Current-Users archive

[Date Prev][Date Next][Thread Prev][Thread Next][Date Index][Thread Index][Old Index]

Re: Anyone interested in implementing O_NOCLOBBER ?



    Date:        Thu, 16 Apr 2020 15:48:00 +0200
    From:        Joerg Sonnenberger <joerg%bec.de@localhost>
    Message-ID:  <20200416134800.GC21016%bec.de@localhost>

  | It strikes me as a lot of complexity for a limited use case.

That argument (almost identically, but with more verbosity) was made
back when the discussions on this were held (before my time watching
what was happening there).

I believe the complexity is almost 0 - the updates to the man page
would probably take more lines than the code.

Whether the use case is as limited as it seems was the subject of
some dispute - with some believing that if available, it would be
used, perhaps replacing many if not all uses of O_EXCL.

I'm not advocating this one way or the other (if I were, I'd just
implement it) but O_EXCL is referenced exactly 5 times in sys/kern/*.c

Two of those are for semaphores and message queues, and are irrelevant.

One is to stop following (if the final component) a symbolic link
when O_EXCL is set (O_NOCLOBBER specifically would not do that), which
is one of the problems with using O_EXCL for noclobber mode in sh - in any
case, no change is needed there.

The remaining two handle the cases where the path name does not, and
does, exist.   The does not case:

                        if (fmode & O_EXCL)
                                 va.va_vaflags |= VA_EXCLUSIVE;
                        error = VOP_CREATE(ndp->ni_dvp, &ndp->ni_vp,
                                           &ndp->ni_cnd, &va);

would I think become

                        if (fmode & (O_EXCL|O_NOCLOBER))
                                 va.va_vaflags |= VA_EXCLUSIVE;
                        error = VOP_CREATE(ndp->ni_dvp, &ndp->ni_vp,
                                           &ndp->ni_cnd, &va);

Where more of a change is needed is in the does exist case, which
is currently ...

                        if (fmode & O_EXCL) {
                                error = EEXIST;
                                goto bad;
                        }

which would need a new block added something like

			if ((mode & O_NOCLOBBER) && vp->v_type == VREG) {
                                error = EEXIST;
                                goto bad;
                        }

(the two blocks could be combined with a more complex test, but I prefer
to allow the compiler to make that optimisation).
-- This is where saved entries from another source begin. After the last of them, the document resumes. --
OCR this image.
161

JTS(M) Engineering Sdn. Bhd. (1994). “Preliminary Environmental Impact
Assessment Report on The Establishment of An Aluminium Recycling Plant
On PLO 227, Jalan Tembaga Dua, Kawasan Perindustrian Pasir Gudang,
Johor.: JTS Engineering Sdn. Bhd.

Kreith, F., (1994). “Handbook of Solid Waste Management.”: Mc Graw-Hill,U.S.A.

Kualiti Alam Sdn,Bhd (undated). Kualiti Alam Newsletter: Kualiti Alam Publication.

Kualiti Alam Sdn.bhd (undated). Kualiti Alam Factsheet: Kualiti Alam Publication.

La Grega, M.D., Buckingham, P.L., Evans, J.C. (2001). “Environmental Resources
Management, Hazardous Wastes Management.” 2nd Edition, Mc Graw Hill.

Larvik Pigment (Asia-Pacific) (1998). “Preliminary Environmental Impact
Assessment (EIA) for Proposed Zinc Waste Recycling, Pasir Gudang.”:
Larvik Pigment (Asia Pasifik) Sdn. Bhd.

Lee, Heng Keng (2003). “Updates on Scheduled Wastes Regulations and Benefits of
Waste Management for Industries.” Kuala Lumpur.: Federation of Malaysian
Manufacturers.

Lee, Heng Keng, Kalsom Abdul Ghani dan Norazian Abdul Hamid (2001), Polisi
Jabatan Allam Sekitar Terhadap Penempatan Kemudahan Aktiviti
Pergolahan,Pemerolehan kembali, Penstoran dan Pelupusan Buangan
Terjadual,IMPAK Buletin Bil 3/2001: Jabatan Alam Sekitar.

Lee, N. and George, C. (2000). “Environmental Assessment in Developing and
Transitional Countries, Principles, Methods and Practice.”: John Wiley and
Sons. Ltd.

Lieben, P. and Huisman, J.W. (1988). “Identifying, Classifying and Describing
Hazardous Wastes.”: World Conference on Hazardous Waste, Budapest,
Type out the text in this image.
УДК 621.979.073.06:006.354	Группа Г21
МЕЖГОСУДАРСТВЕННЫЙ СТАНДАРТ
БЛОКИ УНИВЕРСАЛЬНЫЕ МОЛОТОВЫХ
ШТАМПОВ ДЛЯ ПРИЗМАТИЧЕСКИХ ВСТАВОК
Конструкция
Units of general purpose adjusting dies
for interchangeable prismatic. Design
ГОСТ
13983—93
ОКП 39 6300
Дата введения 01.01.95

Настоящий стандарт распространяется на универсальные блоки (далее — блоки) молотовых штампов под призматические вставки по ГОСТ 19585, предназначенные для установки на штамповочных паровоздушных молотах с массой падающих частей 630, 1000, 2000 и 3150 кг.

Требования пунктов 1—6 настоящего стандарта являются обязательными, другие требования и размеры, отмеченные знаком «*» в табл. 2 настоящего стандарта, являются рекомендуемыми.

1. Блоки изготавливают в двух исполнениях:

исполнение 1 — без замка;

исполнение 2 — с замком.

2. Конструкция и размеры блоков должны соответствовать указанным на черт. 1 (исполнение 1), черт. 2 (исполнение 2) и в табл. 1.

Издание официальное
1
I believe that's almost all there is to it.   Complex it isn't.

Elsewhere in the kernel, there's obviously the definition of O_EXCL
(and O_NOCLOBBER would need to be added) there's some device driver
use of O_EXCL (DRM and maybe more) none of which is relevant to O_NOCLOBBER,
as none of those is making regular files, there's some mention in procfs
which might need some investigation (I wooudn't have expected to be able
to create files there at all, but maybe some can be - whether files in
procfs count as regular files for this purpose I'm not sure), and related
references in union mounts and unionfs (where in both cases I'd expect
O_EXCL and O_NOCLOBBER to be treated the same for whatever special handling
they need).  There's also some linux compat mode fiddling (relevant only
if linux adds O_NOCLOBBER and we need to emulate it)  and in coda and NFS
which need looking at (the big issue is what one does when the client
supports O_NOCLOBBER and the server doesn't).   Finally O_EXCL is used
as an arg when external attributes are created - that clearly doesn't
need any mods.

O_NOCLOBBER is really just intended to be O_EXCL with the two minor
variations - it only applies to regular files, and follows the symlink
if the path named is an existing symlink.


  | PS: I would find something like O_NOATIME to be much more useful, when
  | talking about special purpose flags with non-trivial impact.

I would also find that useful, even O_NOMTIME sometimes, and if someone
would like to implement either of those (which would, I suspect, take some
real work, unlike the above) there would certainly be no objection here.

kre

ps: If you looked at the POSIX bug report, you'll see there are two
options - one of them will appear in the next edition.   Option 2 is
the one discussed here, where O_NOCLOBBER is required (which won't happen
unless there is at least one implementation - perhaps more than one would
be needed).   The other option (Option 1) is to recommend implementing
O_NOCLOBBER with a view to requiring it in the next version of the standard.
That is, they would add in the future directions section:

    A future version of this standard may add an O_NOCLOBBER flag, specified
    as follows, for use by shells when the noclobber option is set (see
    [xref to XRAT C.2.7.2]):

    O_NOCLOBBER

        If O_CREAT and O_NOCLOBBER are set, open() shall fail if the file 
        exists and is either a regular file or a symbolic link that resolves to
        [....]

(the rest of it is the same text I posted last time).   That is, that text
is going to appear in the standard, either as a future direction for the
next standard, or a requirement of the coming one.

That one of those two options be included has already been approved.